“At a Writers meeting one of the challenges had us write a story about a show-and-tell object from our past. When it came to Roger Sauvé’s turn, he produced a blast from the past from Expo ’67 and being a child of the 60s all I could say was ‘Wow'”.
Raised near and around the tiny hamlet of Fassifern, Ontario, Roger Sauvé is a Glengarrian through and through. His father Adélard was an open minded person who instilled in his children the great vastness of the human experience, promising them a good life through common sense and a hard day’s work.
As an entrepreneur, Adélard was once a buckwheat husker, a miner, a metal scrap dealer and a farmer raising hogs and cattle. He once took over a failing registered herd and turned it over for fun and profit. On top of all that, he ran a small country store before starting his own real estate business, working hard into old age.
From the bones of a nurturing generation, Roger learned a good sense of himself by working on the farm while dreaming of a higher education of which his dad did not have. Even though Adélard didn’t know how to skate, it didn’t stop him from building an outdoor rink for all the neighbors to enjoy. Strung with two light bulbs the glowing emotions of all he held dear, shone a rich luminosity into those cold winter nights.
Roger’s mother Rosabelle was the mirror image of her husband. One of 17 children, her greatest joy in life was being together with her family. Rosabelle had a beautiful, playful smile and saw everyone as equals, loving everyone the same. A great cook, her homemade donuts are still talked about with the recipe passed down to the next generation of mothers, daughters and sons.
When Roger chose to pursue a career in economics at the University of Ottawa his father had to sell a few cattle to pay his tuition.
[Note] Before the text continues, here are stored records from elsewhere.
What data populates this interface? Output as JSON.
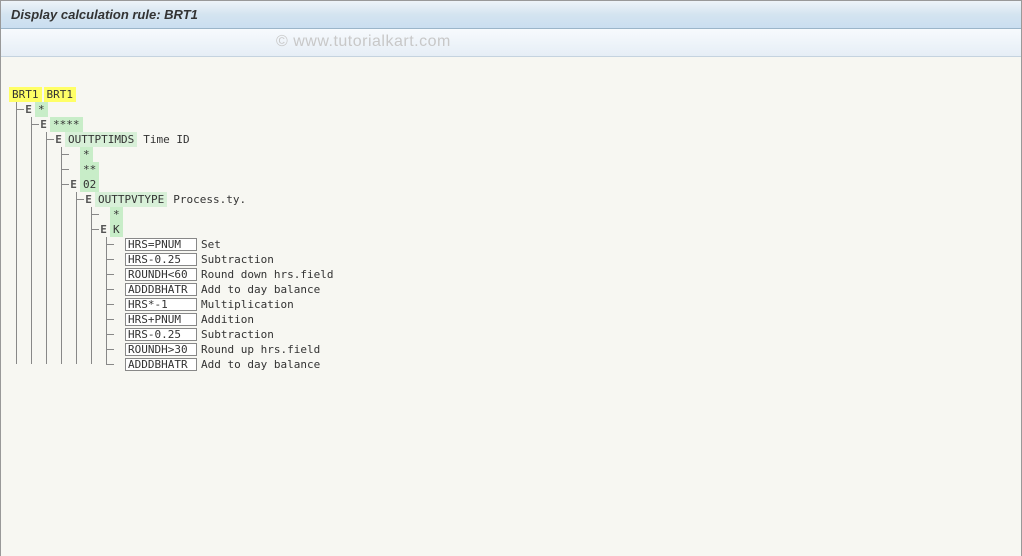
{
  "titlebar": {
    "text": "Display calculation rule: BRT1"
  },
  "watermark": "© www.tutorialkart.com",
  "tree": {
    "root_code1": "BRT1",
    "root_code2": "BRT1",
    "l1": {
      "marker": "E",
      "label": "*"
    },
    "l2": {
      "marker": "E",
      "label": "****"
    },
    "l3": {
      "marker": "E",
      "code": "OUTTPTIMDS",
      "desc": "Time ID"
    },
    "l4_items": [
      {
        "label": "*"
      },
      {
        "label": "**"
      },
      {
        "label": "02"
      }
    ],
    "l5": {
      "marker": "E",
      "code": "OUTTPVTYPE",
      "desc": "Process.ty."
    },
    "l6_items": [
      {
        "label": "*"
      },
      {
        "label": "K"
      }
    ],
    "l7_leaves": [
      {
        "code": "HRS=PNUM",
        "desc": "Set"
      },
      {
        "code": "HRS-0.25",
        "desc": "Subtraction"
      },
      {
        "code": "ROUNDH<60",
        "desc": "Round down hrs.field"
      },
      {
        "code": "ADDDBHATR",
        "desc": "Add to day balance"
      },
      {
        "code": "HRS*-1",
        "desc": "Multiplication"
      },
      {
        "code": "HRS+PNUM",
        "desc": "Addition"
      },
      {
        "code": "HRS-0.25",
        "desc": "Subtraction"
      },
      {
        "code": "ROUNDH>30",
        "desc": "Round up hrs.field"
      },
      {
        "code": "ADDDBHATR",
        "desc": "Add to day balance"
      }
    ]
  }
}
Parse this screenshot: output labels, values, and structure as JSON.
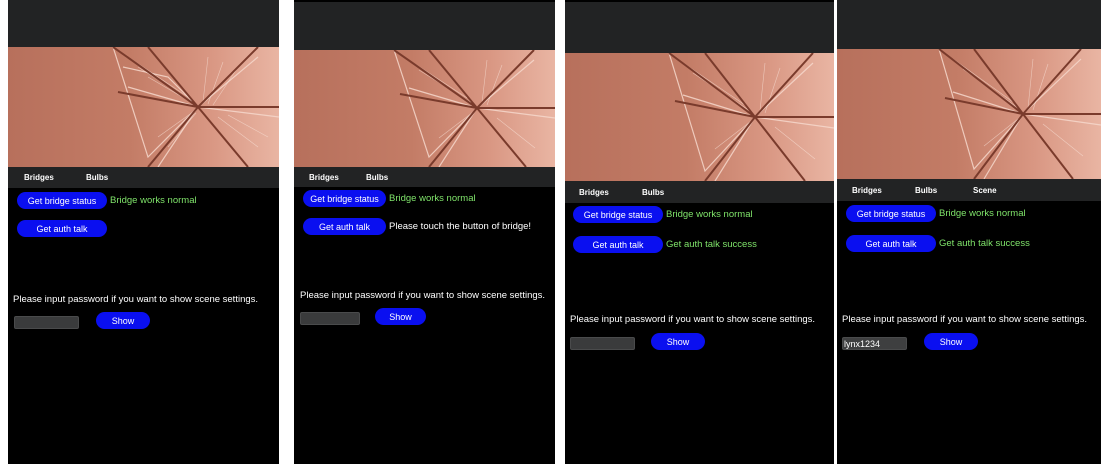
{
  "colors": {
    "background": "#000000",
    "bar": "#222324",
    "button": "#0a0ff0",
    "success": "#7fe36a",
    "info": "#ffffff"
  },
  "hero_image": "geodesic-dome-ceiling-photo",
  "screens": [
    {
      "tabs": [
        "Bridges",
        "Bulbs"
      ],
      "bridge_button": "Get bridge status",
      "bridge_msg": "Bridge works normal",
      "auth_button": "Get auth talk",
      "auth_msg": "",
      "prompt": "Please input password if you want to show scene settings.",
      "password_value": "",
      "show_button": "Show"
    },
    {
      "tabs": [
        "Bridges",
        "Bulbs"
      ],
      "bridge_button": "Get bridge status",
      "bridge_msg": "Bridge works normal",
      "auth_button": "Get auth talk",
      "auth_msg": "Please touch the button of bridge!",
      "prompt": "Please input password if you want to show scene settings.",
      "password_value": "",
      "show_button": "Show"
    },
    {
      "tabs": [
        "Bridges",
        "Bulbs"
      ],
      "bridge_button": "Get bridge status",
      "bridge_msg": "Bridge works normal",
      "auth_button": "Get auth talk",
      "auth_msg": "Get auth talk success",
      "prompt": "Please input password if you want to show scene settings.",
      "password_value": "",
      "show_button": "Show"
    },
    {
      "tabs": [
        "Bridges",
        "Bulbs",
        "Scene"
      ],
      "bridge_button": "Get bridge status",
      "bridge_msg": "Bridge works normal",
      "auth_button": "Get auth talk",
      "auth_msg": "Get auth talk success",
      "prompt": "Please input password if you want to show scene settings.",
      "password_value": "lynx1234",
      "show_button": "Show"
    }
  ]
}
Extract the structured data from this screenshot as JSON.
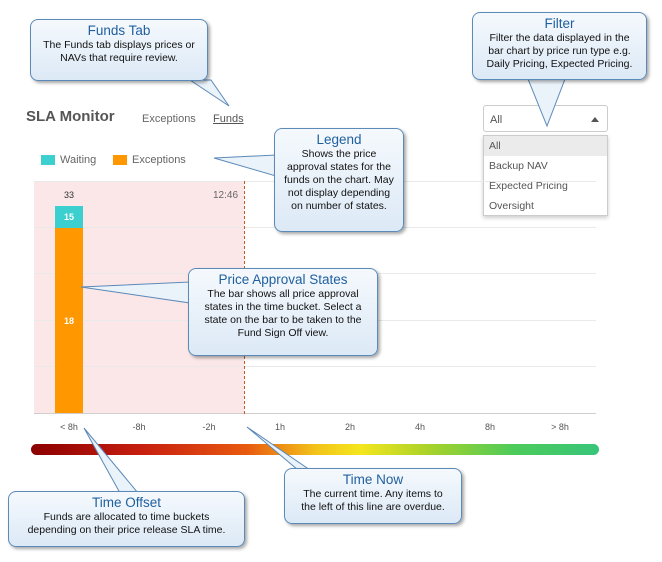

Feeling his father’s sacrifice, Roger learned the value of being thankful.
Whether showing Holsteins at county fairs or receiving a schoolboy’s lowly allowance while making choices on how to spend it… Roger realized the basis to a good life.
With his parents help and blessing Roger’s sense of self, shifted under the guidance of Professor OJ (Jack) Firestone. Very much like his own father, Jack Firestone challenged Roger to think for himself to form his own opinions. Although a tough instructor, Firestone was Roger’s mentor while completing his thesis.
Encouraged to become the commissioner of publications at University, a perk saw Roger receive a free press-pass to Expo ’67. Getting in the side door of all the exhibits was pretty cool for a junior economics major, along with free beer and snacks. This was living.
In a career spanning over 40 years, Roger has served as an economist and demographer for such corporations as Imperial Oil, the CIBC, the Vanier Institute of the Family, International Nickel (INCO) plus private consulting. Following in his father’s stead of being open to change, Roger has enjoyed a bird’s eye view of living in over 16 picturesque locations across Canada, as well as authoring over 70 works listed in over 162 library publications from 1985 through 2004. When Roger turned 50 he wanted to do something different and bought himself a small 250 cc motorcycle and travelled over 12,000 kilometers across Canada and the US in just 33 days. Like the two men before him, Roger has remained active through the decades by attending several writing and spiritual workshops headed by such authors as Sharon Butala and Natalie Goldberg. Roger’s Joie de Vivre is the dream of the steadfast. It’s especially important in times like these that we surround ourselves with a harvest of loyalty and friendship. Holding special honor towards those in need makes Roger one of the best persons to know. When he invites us around the table sharing his adventures we are all there with him – along with some really good cake.
Roger’s journey inspires those who have called him brother, father, grandpa and friend. An often visited sacred place while travelling through the seasons is Batchawana Bay in northern On-tarry-arry-arry-oh, where a stone of roundest oval came up and found the authors hand. An artisan smoothed away a crevasse for a simple leather tie and like a totem is worn nearest to the heart of this man, and his world.